Я держал в руках моченое яблоко, но закусить позабыл. И впрямь – что теперь? Зыркин продал своего хозяина и подставил его под пулю. Сивцова не вернешь. Сюда казаки вряд ли воротятся. Зачем? Камердинер-иуда был им уже не нужен. С покойным «господином Веригиным» граф Кураев переписывался и делился многим. Но что за призраки возникали на страницах эти писем? Что искал на самом деле Веригин для графа Кураева? Меня злила эта скрытность, которая стоила и времени, и сил!..
– Петр Ильич? – вновь спросил Степан.
– Уезжаем, – сказал я, наконец-то закусив согретым в руке моченым яблоком. – Тотчас же уезжаем!
– А куда?
– К Кураеву, а вот потом – поглядим!
– Возьмите меня с собой, – услышали мы и обернулись. В дверях стояла Марфуша, в кулачках сведя на груди платок. – Нет мне сил тут оставаться, Петр Ильич. Умру я здесь одна. Правда.
Степан вопросительно посмотрел на меня: мой помощник хмурился. Он еще не понимал, что произошло между нами, но догадывался: если она так спрашивает, значит, имеет на то право. Да вот только что случилось за эти короткие ночные часы?..
– Нас великие испытания ждут, милая Марфушенька, – ответил я и улыбнулся. – Жуть кромешная ждет.
Милая? Марфушенька?! Степан нахмурился еще сильнее.
– Иди запрягай, – сказал я спутнику. – Скоро буду.
Степан кивнул, выходя, покосился на молодую женщину, но только с легким поклоном и сказал: «Всего доброго, Марфа Алексеевна».
– Уезжаешь? – не двигаясь с места, спросила она.
– Уезжаю, – ответил я. – Я же сюда, милая Марфуша, не баклуши бить приехал – работать!

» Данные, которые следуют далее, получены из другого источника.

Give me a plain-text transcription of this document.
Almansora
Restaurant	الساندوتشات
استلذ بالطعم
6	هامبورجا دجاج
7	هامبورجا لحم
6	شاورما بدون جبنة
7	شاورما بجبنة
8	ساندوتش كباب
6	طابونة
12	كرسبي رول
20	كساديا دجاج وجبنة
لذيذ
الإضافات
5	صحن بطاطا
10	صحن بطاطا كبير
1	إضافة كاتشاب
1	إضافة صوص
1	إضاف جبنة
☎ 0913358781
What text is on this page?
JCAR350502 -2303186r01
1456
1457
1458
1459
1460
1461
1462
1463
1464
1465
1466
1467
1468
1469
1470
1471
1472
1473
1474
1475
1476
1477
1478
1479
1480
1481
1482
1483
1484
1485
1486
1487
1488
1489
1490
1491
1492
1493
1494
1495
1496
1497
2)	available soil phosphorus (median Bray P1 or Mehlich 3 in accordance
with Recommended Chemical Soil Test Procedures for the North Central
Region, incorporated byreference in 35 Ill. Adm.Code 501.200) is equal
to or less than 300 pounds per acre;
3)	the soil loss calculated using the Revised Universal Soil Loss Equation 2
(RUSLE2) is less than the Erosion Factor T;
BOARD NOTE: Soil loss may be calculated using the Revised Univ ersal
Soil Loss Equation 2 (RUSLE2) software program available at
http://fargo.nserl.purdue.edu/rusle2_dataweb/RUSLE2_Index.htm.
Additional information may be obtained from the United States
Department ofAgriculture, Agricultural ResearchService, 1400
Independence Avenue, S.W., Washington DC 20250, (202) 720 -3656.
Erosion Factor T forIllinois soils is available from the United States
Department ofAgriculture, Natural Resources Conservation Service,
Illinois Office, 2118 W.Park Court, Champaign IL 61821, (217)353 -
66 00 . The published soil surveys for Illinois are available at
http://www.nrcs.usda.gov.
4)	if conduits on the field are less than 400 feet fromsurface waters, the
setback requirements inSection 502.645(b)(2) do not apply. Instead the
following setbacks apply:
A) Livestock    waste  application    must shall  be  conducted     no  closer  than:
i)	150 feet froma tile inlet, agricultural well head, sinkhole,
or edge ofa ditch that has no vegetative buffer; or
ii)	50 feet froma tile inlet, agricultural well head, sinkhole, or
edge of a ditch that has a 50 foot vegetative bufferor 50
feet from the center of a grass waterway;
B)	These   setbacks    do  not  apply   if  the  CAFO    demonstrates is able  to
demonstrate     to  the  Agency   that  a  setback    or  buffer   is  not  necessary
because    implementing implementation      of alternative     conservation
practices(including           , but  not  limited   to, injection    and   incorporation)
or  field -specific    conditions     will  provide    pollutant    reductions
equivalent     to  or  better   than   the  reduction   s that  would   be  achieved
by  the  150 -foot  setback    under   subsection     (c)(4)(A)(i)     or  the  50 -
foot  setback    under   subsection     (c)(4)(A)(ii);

А работа, видишь, какая? (Пока я говорил, она подошла ко мне, обняла.) Под пули лезть, двуличным мерзавцам, как ваш Зыркин, руки крутить. – И я обнял ее за плечо. – А что еще будет? И представить страшно…
– Все равно возьми, – она подняла на меня глаза. – Возьми, милый.
– Я вернусь, обязательно вернусь, – пообещал я, и вдруг в горле у меня слегка перехватило.
Отчего вдруг дорога мне стала эта женщина? И опасаться я стал за нее! А была еще и ревность! Так хотелось спросить о другом: о двух казаках купца Кабанина! Слова камердинера Зыркина так и звучали в ушах: «Никола ее имел, с Миколой ею поделился!..» Неужто было?! И если было, то как, при каких обстоятельствах? «Они вдвоем ее на куски и порубят, грешную!» – звучала концовка фразы.